A pharmacy may process and fill a large number of prescriptions from prescription orders. Automatic systems may be used by a high-volume pharmacy to process and fulfill prescriptions. Errors in filling a prescription, such as when the wrong medication is dispensed or when multiple medications are erroneously combined, are very difficult to detect. Human checking is very expensive and suffers from all the fragilities of human abilities. For example, a human's attention may be diverted, the human's attention may decrease over time, and the human eye may not be sensitive to certain discrepancies in dispensed medication.
However, training a computer to recognize dispensing errors with medication is very difficult. Recognizing the myriad ways in which medication can be dispensed and the innumerable angles at which individual medication items may be arranged in the dispensed product poses a significant challenge to computer algorithms.
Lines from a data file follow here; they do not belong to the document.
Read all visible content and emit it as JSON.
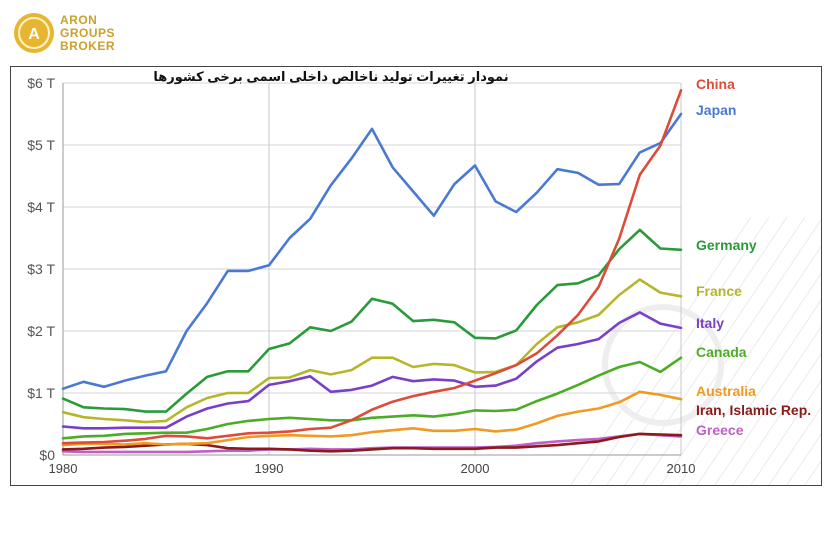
{
  "brand": {
    "logo_lines": [
      "ARON",
      "GROUPS",
      "BROKER"
    ],
    "accent_color": "#d9a92b"
  },
  "chart_data": {
    "type": "line",
    "title": "نمودار تغییرات تولید ناخالص داخلی اسمی برخی کشورها",
    "xlabel": "",
    "ylabel": "",
    "x_ticks": [
      "1980",
      "1990",
      "2000",
      "2010"
    ],
    "y_ticks": [
      "$0",
      "$1 T",
      "$2 T",
      "$3 T",
      "$4 T",
      "$5 T",
      "$6 T"
    ],
    "xlim": [
      1980,
      2010
    ],
    "ylim": [
      0,
      6
    ],
    "grid": true,
    "x": [
      1980,
      1981,
      1982,
      1983,
      1984,
      1985,
      1986,
      1987,
      1988,
      1989,
      1990,
      1991,
      1992,
      1993,
      1994,
      1995,
      1996,
      1997,
      1998,
      1999,
      2000,
      2001,
      2002,
      2003,
      2004,
      2005,
      2006,
      2007,
      2008,
      2009,
      2010
    ],
    "series": [
      {
        "name": "China",
        "color": "#dd4b39",
        "values": [
          0.19,
          0.2,
          0.21,
          0.23,
          0.26,
          0.31,
          0.3,
          0.27,
          0.31,
          0.35,
          0.36,
          0.38,
          0.42,
          0.44,
          0.56,
          0.73,
          0.86,
          0.95,
          1.02,
          1.08,
          1.2,
          1.32,
          1.45,
          1.64,
          1.93,
          2.26,
          2.71,
          3.49,
          4.52,
          4.99,
          5.88
        ]
      },
      {
        "name": "Japan",
        "color": "#4a79d4",
        "values": [
          1.07,
          1.18,
          1.1,
          1.2,
          1.28,
          1.35,
          2.0,
          2.45,
          2.97,
          2.97,
          3.06,
          3.5,
          3.81,
          4.35,
          4.78,
          5.26,
          4.64,
          4.25,
          3.86,
          4.37,
          4.67,
          4.09,
          3.92,
          4.23,
          4.61,
          4.55,
          4.36,
          4.37,
          4.88,
          5.03,
          5.5
        ]
      },
      {
        "name": "Germany",
        "color": "#2a9a3a",
        "values": [
          0.91,
          0.77,
          0.75,
          0.74,
          0.7,
          0.7,
          0.99,
          1.26,
          1.35,
          1.35,
          1.71,
          1.8,
          2.06,
          2.0,
          2.15,
          2.52,
          2.44,
          2.16,
          2.18,
          2.14,
          1.89,
          1.88,
          2.01,
          2.42,
          2.74,
          2.77,
          2.9,
          3.32,
          3.63,
          3.33,
          3.31
        ]
      },
      {
        "name": "France",
        "color": "#b5b62b",
        "values": [
          0.69,
          0.61,
          0.58,
          0.56,
          0.53,
          0.55,
          0.77,
          0.92,
          1.0,
          1.0,
          1.24,
          1.25,
          1.37,
          1.3,
          1.37,
          1.57,
          1.57,
          1.42,
          1.47,
          1.45,
          1.33,
          1.34,
          1.45,
          1.79,
          2.06,
          2.14,
          2.26,
          2.58,
          2.83,
          2.62,
          2.56
        ]
      },
      {
        "name": "Italy",
        "color": "#7a3fc8",
        "values": [
          0.46,
          0.43,
          0.43,
          0.44,
          0.44,
          0.44,
          0.62,
          0.75,
          0.83,
          0.87,
          1.13,
          1.19,
          1.27,
          1.02,
          1.05,
          1.12,
          1.26,
          1.19,
          1.22,
          1.2,
          1.1,
          1.12,
          1.23,
          1.51,
          1.73,
          1.79,
          1.87,
          2.13,
          2.3,
          2.12,
          2.05
        ]
      },
      {
        "name": "Canada",
        "color": "#4dac26",
        "values": [
          0.27,
          0.3,
          0.31,
          0.34,
          0.35,
          0.36,
          0.36,
          0.42,
          0.5,
          0.55,
          0.58,
          0.6,
          0.58,
          0.56,
          0.56,
          0.6,
          0.62,
          0.64,
          0.62,
          0.66,
          0.72,
          0.71,
          0.73,
          0.87,
          0.99,
          1.13,
          1.28,
          1.42,
          1.5,
          1.34,
          1.57
        ]
      },
      {
        "name": "Australia",
        "color": "#f19a23",
        "values": [
          0.16,
          0.18,
          0.18,
          0.17,
          0.19,
          0.17,
          0.18,
          0.19,
          0.24,
          0.29,
          0.31,
          0.32,
          0.31,
          0.3,
          0.32,
          0.37,
          0.4,
          0.43,
          0.39,
          0.39,
          0.42,
          0.38,
          0.41,
          0.51,
          0.63,
          0.7,
          0.75,
          0.85,
          1.02,
          0.97,
          0.9
        ]
      },
      {
        "name": "Iran, Islamic Rep.",
        "color": "#8b1a1a",
        "values": [
          0.09,
          0.1,
          0.12,
          0.13,
          0.15,
          0.17,
          0.18,
          0.16,
          0.11,
          0.1,
          0.1,
          0.09,
          0.07,
          0.06,
          0.07,
          0.09,
          0.11,
          0.11,
          0.1,
          0.1,
          0.1,
          0.12,
          0.12,
          0.14,
          0.16,
          0.19,
          0.22,
          0.29,
          0.34,
          0.33,
          0.32
        ]
      },
      {
        "name": "Greece",
        "color": "#c05fc5",
        "values": [
          0.06,
          0.05,
          0.05,
          0.05,
          0.05,
          0.05,
          0.05,
          0.06,
          0.07,
          0.07,
          0.09,
          0.09,
          0.1,
          0.09,
          0.09,
          0.11,
          0.12,
          0.12,
          0.12,
          0.12,
          0.12,
          0.13,
          0.15,
          0.19,
          0.22,
          0.24,
          0.26,
          0.3,
          0.34,
          0.32,
          0.3
        ]
      }
    ]
  }
}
Further, computer algorithms may have difficulty differentiating between the dispensed medication and the package into which the medication was dispensed. For these reasons, many pharmacies do not use automated review of every dispensed medication, and, instead, rely on human spot checks of a small (often, random) subset of dispensed medications.
The background description provided here is for the purpose of generally presenting the context of the disclosure. Work of the presently named inventors, to the extent it is described in this background section, as well as aspects of the description that may not otherwise qualify as prior art at the time of filing, are neither expressly nor impliedly admitted as prior art against the present disclosure.